Mas um urso de ferro se jogou contra Hardgart, cessando o avanço à força, derrubando-o no chão.
— Acalme-se — rugiu Ragnar em sua forma de urso, caído no chão por conta do impacto.
— Druida traidor, você está do lado dele! — afirmou o pardo, cheio de si.
— Não, Hardgart, eu estou do seu lado.
No centro do vasto salão, Torvell proferiu:
— Eu sabia. Você veio ao meu santuário para roubar o meu posto.
— Torvell — começou Ragnar. — Eu entendo a sua escolha.
— O quê? — agora foi Hardgart quem ficou incrédulo.

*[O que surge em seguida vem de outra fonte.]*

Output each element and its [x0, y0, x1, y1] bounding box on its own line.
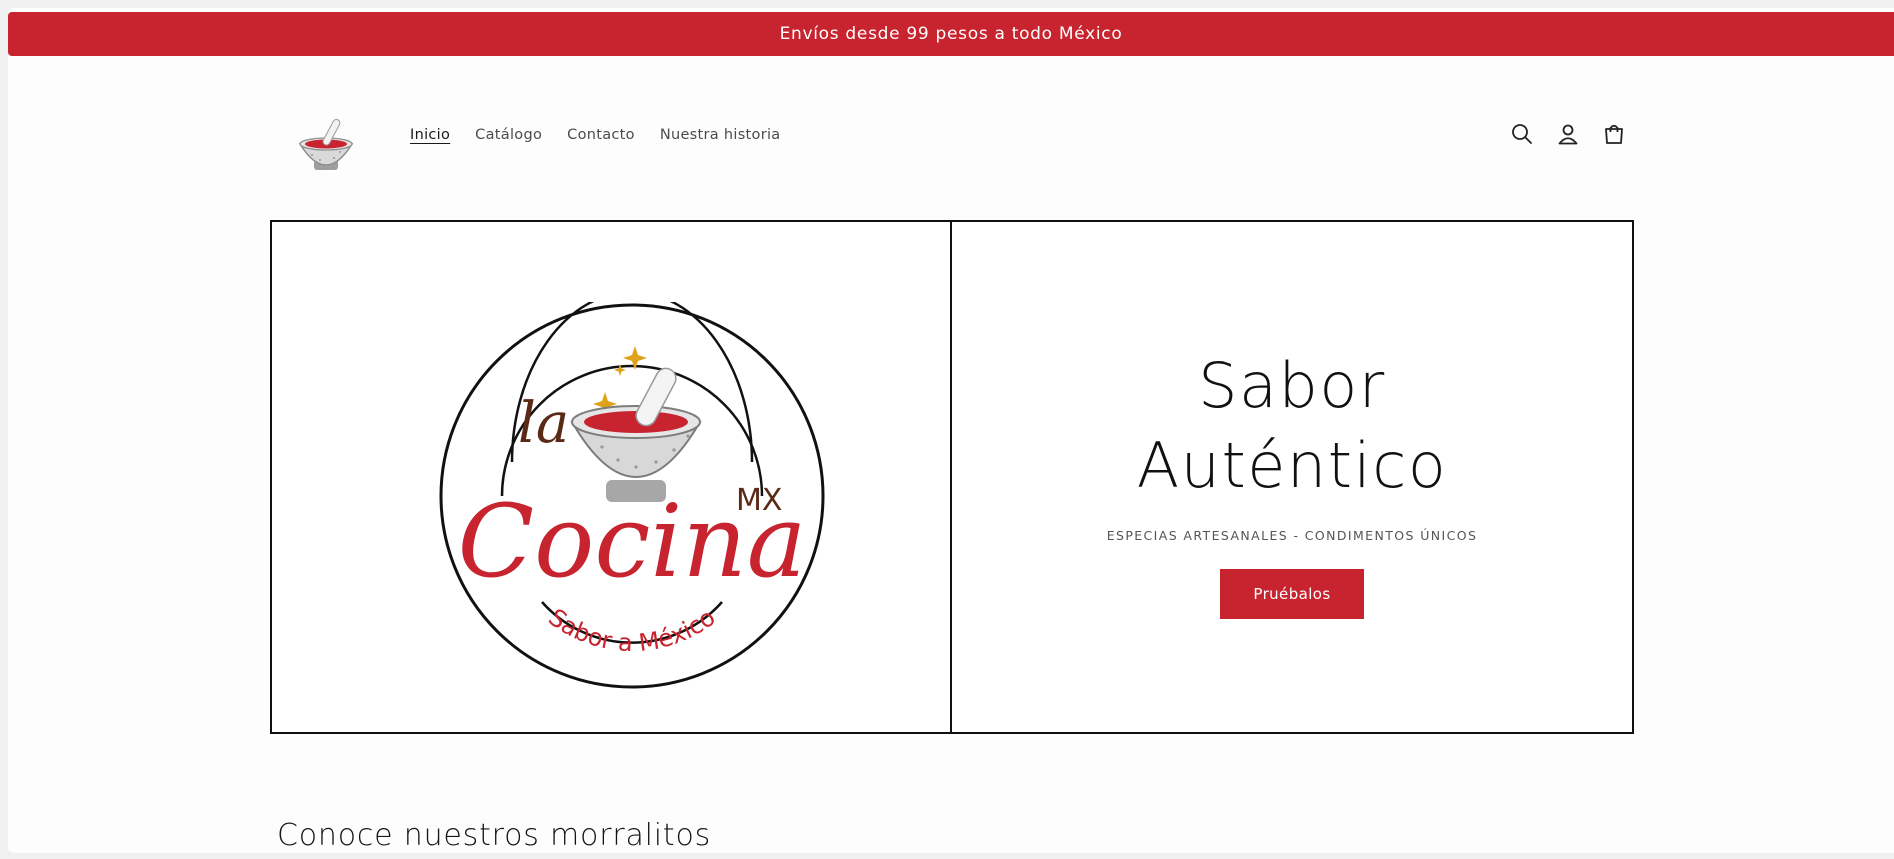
account-icon: [1558, 124, 1578, 145]
nav-link-inicio[interactable]: Inicio: [410, 127, 450, 143]
nav-link-contacto[interactable]: Contacto: [567, 127, 635, 143]
hero-text-panel: Sabor Auténtico ESPECIAS ARTESANALES - C…: [950, 220, 1634, 734]
page-viewport: Envíos desde 99 pesos a todo México Inic…: [8, 8, 1894, 853]
hero-logo-word-cocina: Cocina: [458, 483, 807, 600]
search-button[interactable]: [1508, 120, 1536, 148]
hero-title-line2: Auténtico: [1136, 428, 1448, 502]
account-button[interactable]: [1554, 120, 1582, 148]
hero-logo-tagline: Sabor a México: [543, 603, 720, 657]
main-nav: Inicio Catálogo Contacto Nuestra histori…: [410, 127, 781, 143]
hero-section: la MX Cocina Sabor a México Sabor Autént…: [270, 220, 1634, 734]
search-icon: [1512, 124, 1532, 144]
announcement-text: Envíos desde 99 pesos a todo México: [779, 24, 1123, 44]
brand-logo-image: la MX Cocina Sabor a México: [439, 302, 825, 689]
announcement-bar: Envíos desde 99 pesos a todo México: [8, 12, 1894, 56]
cart-icon: [1605, 124, 1623, 144]
cart-button[interactable]: [1600, 120, 1628, 148]
nav-link-nuestra-historia[interactable]: Nuestra historia: [660, 127, 781, 143]
hero-image-panel: la MX Cocina Sabor a México: [270, 220, 952, 734]
hero-logo-word-la: la: [518, 391, 569, 456]
hero-cta-button[interactable]: Pruébalos: [1220, 568, 1364, 619]
hero-subtitle: ESPECIAS ARTESANALES - CONDIMENTOS ÚNICO…: [1106, 527, 1478, 543]
hero-title-line1: Sabor: [1198, 348, 1386, 422]
header-actions: [1508, 120, 1628, 148]
collection-title: Conoce nuestros morralitos: [277, 818, 712, 853]
hero-title: Sabor Auténtico: [1082, 346, 1502, 506]
nav-link-catalogo[interactable]: Catálogo: [475, 127, 542, 143]
logo-molcajete[interactable]: [290, 110, 362, 182]
site-header: Inicio Catálogo Contacto Nuestra histori…: [8, 56, 1894, 221]
molcajete-icon: [298, 118, 354, 170]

Mas o druida não se deixou abalar.
— Sim, é isso mesmo. Torvell escolheu proteger o seu povo, e isso é algo nobre. Mas você foi irresponsável em deixar seus irmãos no escuro, você deveria tê-los ouvidos. Essa era uma decisão que deveria ser tomada em conjunto.
— Insolente… — proferiu o regente.
— E fazendo essa escolha egoísta… — Ragnar preparou o golpe final. — Você condenou todos nós. Mergraff irá retornar. E era dever deste santuário impedir que isso acontecesse outra vez. Vocês deveriam ter lutado mesmo que em vão, ou ter preparado um plano para derrotá-los no futuro. Mas agora… graças a você, Torvell, o terror do passado irá se repetir por sua causa.

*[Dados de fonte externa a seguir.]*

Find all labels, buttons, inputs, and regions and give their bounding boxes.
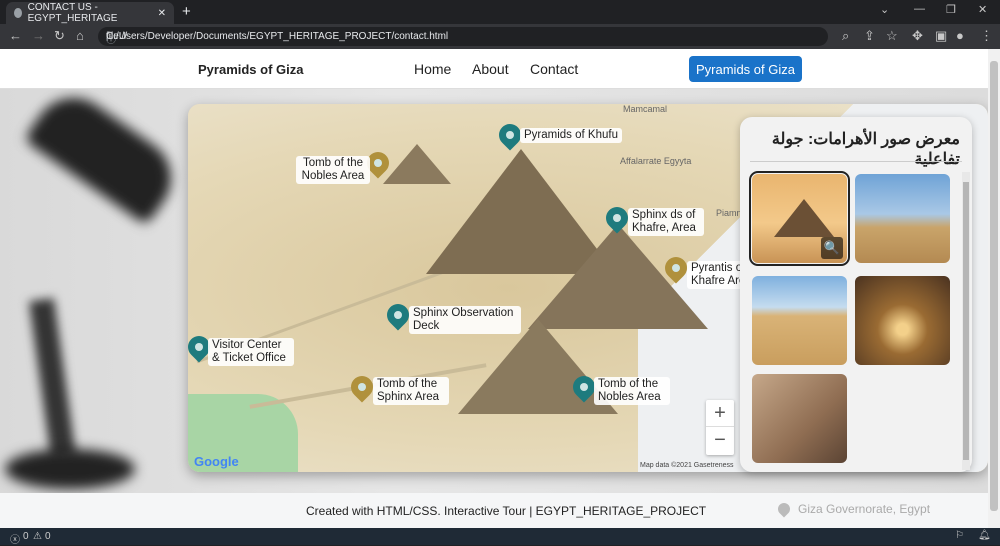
gallery-thumb-sphinx[interactable] (855, 174, 950, 263)
nav-about[interactable]: About (472, 61, 509, 77)
site-navbar: Pyramids of Giza Home About Contact Pyra… (0, 49, 988, 89)
marker-label[interactable]: Pyramids of Khufu (520, 128, 622, 143)
feedback-icon[interactable]: ⚐ (955, 530, 964, 541)
home-icon[interactable]: ⌂ (76, 28, 84, 43)
minimize-button[interactable]: — (914, 3, 925, 15)
close-tab-icon[interactable]: ✕ (158, 8, 166, 19)
tab-title: CONTACT US - EGYPT_HERITAGE (27, 2, 118, 24)
back-icon[interactable]: ← (9, 28, 22, 43)
notification-bell-icon[interactable]: 🔔︎ (978, 530, 991, 541)
marker-label[interactable]: Sphinx Observation Deck (409, 306, 521, 334)
sidepanel-icon[interactable]: ▣ (935, 28, 947, 44)
globe-icon (14, 8, 22, 18)
marker-label[interactable]: Visitor Center & Ticket Office (208, 338, 294, 366)
address-bar: ← → ↻ ⌂ ⓘ file:// | C:/Users/Developer/D… (0, 24, 1000, 49)
marker-label[interactable]: Sphinx ds of Khafre, Area (628, 208, 704, 236)
gallery-thumb-desert-pyramids[interactable] (752, 276, 847, 365)
footer-credit: Created with HTML/CSS. Interactive Tour … (306, 504, 707, 518)
error-icon: ⓧ (10, 535, 20, 546)
gallery-title: معرض صور الأهرامات: جولة تفاعلية (771, 131, 960, 168)
footer-location: Giza Governorate, Egypt (775, 500, 931, 518)
warning-count: 0 (45, 531, 51, 542)
tab-search-icon[interactable]: ⌄ (880, 3, 889, 16)
pyramids-button[interactable]: Pyramids of Giza (689, 56, 802, 82)
nav-contact[interactable]: Contact (530, 61, 578, 77)
zoom-icon[interactable]: ⌕ (842, 28, 849, 44)
url-path: C:/Users/Developer/Documents/EGYPT_HERIT… (106, 31, 449, 42)
gallery-thumb-museum[interactable] (752, 374, 847, 463)
marker-label[interactable]: Tomb of the Sphinx Area (373, 377, 449, 405)
nav-home[interactable]: Home (414, 61, 451, 77)
gallery-scrollbar[interactable] (962, 172, 970, 470)
zoom-out-button[interactable]: − (706, 427, 734, 454)
photo-gallery-panel: معرض صور الأهرامات: جولة تفاعلية 🔍 (740, 117, 972, 472)
error-count: 0 (23, 531, 29, 542)
marker-label[interactable]: Tomb of the Nobles Area (296, 156, 370, 184)
gallery-thumb-tomb-corridor[interactable] (855, 276, 950, 365)
location-pin-icon (775, 500, 793, 518)
profile-avatar-icon[interactable]: ● (956, 28, 964, 43)
marker-label[interactable]: Tomb of the Nobles Area (594, 377, 670, 405)
new-tab-button[interactable]: + (182, 3, 191, 20)
zoom-magnifier-icon[interactable]: 🔍 (821, 237, 843, 259)
google-logo: Google (194, 454, 239, 469)
menu-icon[interactable]: ⋮ (980, 28, 993, 44)
site-footer: Created with HTML/CSS. Interactive Tour … (0, 493, 988, 528)
map-zoom-controls: + − (706, 400, 734, 455)
share-icon[interactable]: ⇪ (864, 28, 875, 44)
status-bar: ⓧ 0 ⚠ 0 ⚐ 🔔︎ (0, 528, 1000, 546)
bookmark-star-icon[interactable]: ☆ (886, 28, 898, 44)
zoom-in-button[interactable]: + (706, 400, 734, 427)
browser-tab[interactable]: CONTACT US - EGYPT_HERITAGE ✕ (6, 2, 174, 24)
close-window-button[interactable]: ✕ (978, 3, 987, 16)
map-attribution[interactable]: Map data ©2021 Gasetreness (640, 462, 734, 469)
footer-location-text: Giza Governorate, Egypt (798, 502, 931, 516)
page-scrollbar[interactable] (988, 49, 1000, 528)
forward-icon[interactable]: → (32, 28, 45, 43)
url-input[interactable]: ⓘ file:// | C:/Users/Developer/Documents… (98, 27, 828, 46)
extensions-icon[interactable]: ✥ (912, 28, 923, 44)
warning-icon: ⚠ (33, 531, 42, 542)
gallery-thumb-pyramid-camel[interactable]: 🔍 (749, 171, 850, 266)
browser-tab-bar: CONTACT US - EGYPT_HERITAGE ✕ + ⌄ — ❐ ✕ (0, 0, 1000, 24)
restore-button[interactable]: ❐ (946, 3, 956, 16)
site-brand[interactable]: Pyramids of Giza (198, 62, 303, 77)
reload-icon[interactable]: ↻ (54, 28, 65, 44)
place-label: Affalarrate Egyyta (620, 156, 692, 166)
place-label: Mamcamal (623, 104, 668, 114)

O líder dos pardos proferiu sua declaração:
— Eu, Hardgart, líder dos ursos pardos deste Refúgio, destituo Torvell da regência do santuário.
O maior urso vermelho solidarizou-se à causa:
— E eu, Knudsen, dos vermelhos, apoio a declaração de Hardgart.
A seguir, Troel e Inga também manifestaram apoio. E Torvell, ao ver o desenrolar da situação, dobrou a aposta:
— Então é assim? Estão achando que vou me render sem antes lutar?
— Acabou, você não tem mais apoio aqui dentro — disse Hardgart.
O urso de ferro recuou até se emparelhar aos seus irmãos no centro do salão. Eles formaram um círculo e começaram a debater entre si.
Ragnar os observou e ponderou sobre o que poderiam estar debatendo. Com toda a certeza discutiam maneiras de escapar daquela situação. Um respiro de racionalidade em meio ao caos que recaiu sobre eles.
Ao terminar, viraram-se em direção ao druida e ao urso pardo.
— Nós chegamos a um veredito.
Ragnar acenou para que se manifestasse. Torvell ergueu a cabeça e os encarou.
— Nós não iremos nos render as suas vontades. Defenderemos nossa honra até o fim, então iremos honrar nossos ancestrais lutando até a morte.